Mountains of evidence suggest that excess fat and sugar promote calorie intake and body weight gain, high-fat high-sugar diet may be far more its apparent harmlessness and requires more attention. Similarly, the rising incidence rates of obesity and associated complications suggest that its pathogenesis is a multifaceted and intricate process, and underscore a deep understanding of the risks behind the high-calorie diet metabolic adaptation. As for pathogenesis research, a high-fat diet or a high-fat high-sugar diet is usually used for inducing an experimental animal model of obesity, whereas a high-fat diet coupled with a HFCS-sweetened drink is most popular which mirrors one normal dietary habit of modern individuals [16]. Dietary fat is considered a crucial factor in the pathogenesis of obesity, which provides an abundance of free fatty acids (FFAs) and directly promotes liver triglycerides accumulation, and studies also suggest that HFCS intake increases de novo lipogenesis and insulin resistance [17,18]. However, the synergistic effects of dietary fat and HFCS in promoting the development of obesity, dyslipidemia, and insulin resistance have not been fully elucidated. Likewise, for the mechanistic understanding of obesity, diet-induced obesity (DIO) models are most frequently used, thus multifarious recipes varied in the source and proportion of fat and sugars have emerged [19]. As for the experimental species, considering its physiology is closer to human being, DIO mice and rats are the most popular under various conditions [20]. Furthermore, if similar results are observed in both species, it will provide a more compelling rationale for translating the results.

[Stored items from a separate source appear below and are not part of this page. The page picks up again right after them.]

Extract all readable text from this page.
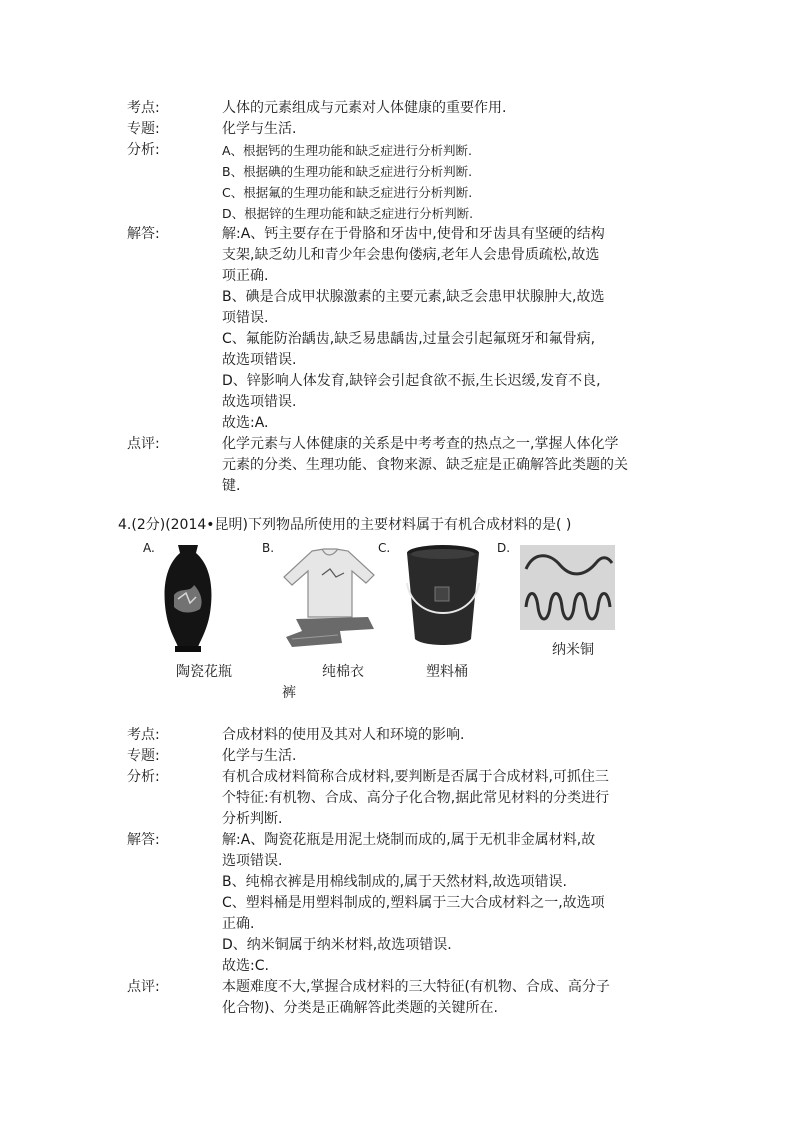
考点:	人体的元素组成与元素对人体健康的重要作用.
专题:	化学与生活.
分析:	A、根据钙的生理功能和缺乏症进行分析判断.
B、根据碘的生理功能和缺乏症进行分析判断.
C、根据氟的生理功能和缺乏症进行分析判断.
D、根据锌的生理功能和缺乏症进行分析判断.
解答:	解:A、钙主要存在于骨胳和牙齿中,使骨和牙齿具有坚硬的结构
支架,缺乏幼儿和青少年会患佝偻病,老年人会患骨质疏松,故选
项正确.
B、碘是合成甲状腺激素的主要元素,缺乏会患甲状腺肿大,故选
项错误.
C、氟能防治龋齿,缺乏易患龋齿,过量会引起氟斑牙和氟骨病,
故选项错误.
D、锌影响人体发育,缺锌会引起食欲不振,生长迟缓,发育不良,
故选项错误.
故选:A.
点评:	化学元素与人体健康的关系是中考考查的热点之一,掌握人体化学
元素的分类、生理功能、食物来源、缺乏症是正确解答此类题的关
键.
4.(2分)(2014•昆明)下列物品所使用的主要材料属于有机合成材料的是( )
A.
陶瓷花瓶
B.
纯棉衣
裤
C.
塑料桶
D.
纳米铜
考点:	合成材料的使用及其对人和环境的影响.
专题:	化学与生活.
分析:	有机合成材料简称合成材料,要判断是否属于合成材料,可抓住三
个特征:有机物、合成、高分子化合物,据此常见材料的分类进行
分析判断.
解答:	解:A、陶瓷花瓶是用泥土烧制而成的,属于无机非金属材料,故
选项错误.
B、纯棉衣裤是用棉线制成的,属于天然材料,故选项错误.
C、塑料桶是用塑料制成的,塑料属于三大合成材料之一,故选项
正确.
D、纳米铜属于纳米材料,故选项错误.
故选:C.
点评:	本题难度不大,掌握合成材料的三大特征(有机物、合成、高分子
化合物)、分类是正确解答此类题的关键所在.
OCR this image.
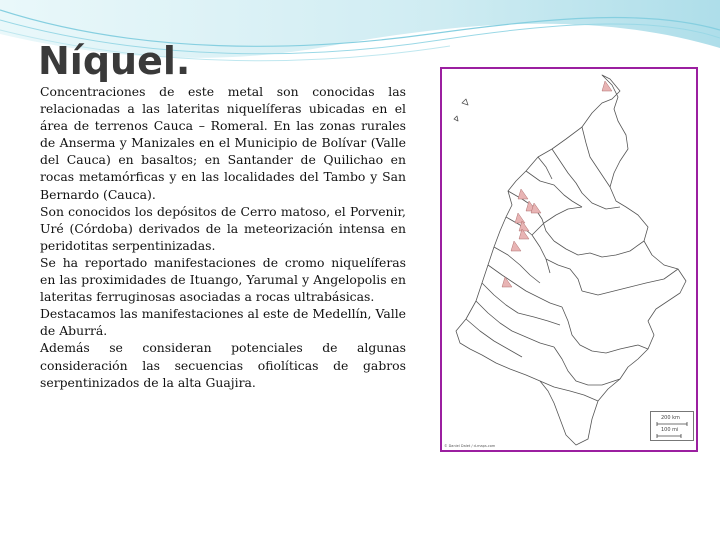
Níquel.

Concentraciones de este metal son conocidas las relacionadas a las lateritas niquelíferas ubicadas en el área de terrenos Cauca – Romeral. En las zonas rurales de Anserma y Manizales en el Municipio de Bolívar (Valle del Cauca) en basaltos; en Santander de Quilichao en rocas metamórficas y en las localidades del Tambo y San Bernardo (Cauca).

Son conocidos los depósitos de Cerro matoso, el Porvenir, Uré (Córdoba) derivados de la meteorización intensa en peridotitas serpentinizadas.

Se ha reportado manifestaciones de cromo niquelíferas en las proximidades de Ituango, Yarumal y Angelopolis en lateritas ferruginosas asociadas a rocas ultrabásicas.

Destacamos las manifestaciones al este de Medellín, Valle de Aburrá.

Además se consideran potenciales de algunas consideración las secuencias ofiolíticas de gabros serpentinizados de la alta Guajira.

200 km
100 mi
© Daniel Dalet / d-maps.com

In our earlier investigations, we have revealed that the HFF diet dysregulates the homeostatic crosstalk between gut microbiome, metabolome and immunity in an experimental rat model of obesity, as well as some potential small molecular messengers in the liver-gut axis [18]. However, the underlying mechanisms and risks behind the adaptation to HFF, for example, the derived lipotoxicity, remain inadequately characterized. Herein, in the present study, a comparative transcriptomic analysis was carried out, including the HFF diet challenged rats and mice against the normal chow fed animals. In addition, some other public transcriptional profiles challenged by different experimental conditions were also taken into account. Combining the bioinformatic mining results and RT-qPCR and Western blotting validations, we present some new insights into the molecular mechanisms explaining the HFF-metabolic adaption, and consequently provide a potential novel avenue for alleviating obesity and associated hepatic steatosis and insulin resistance.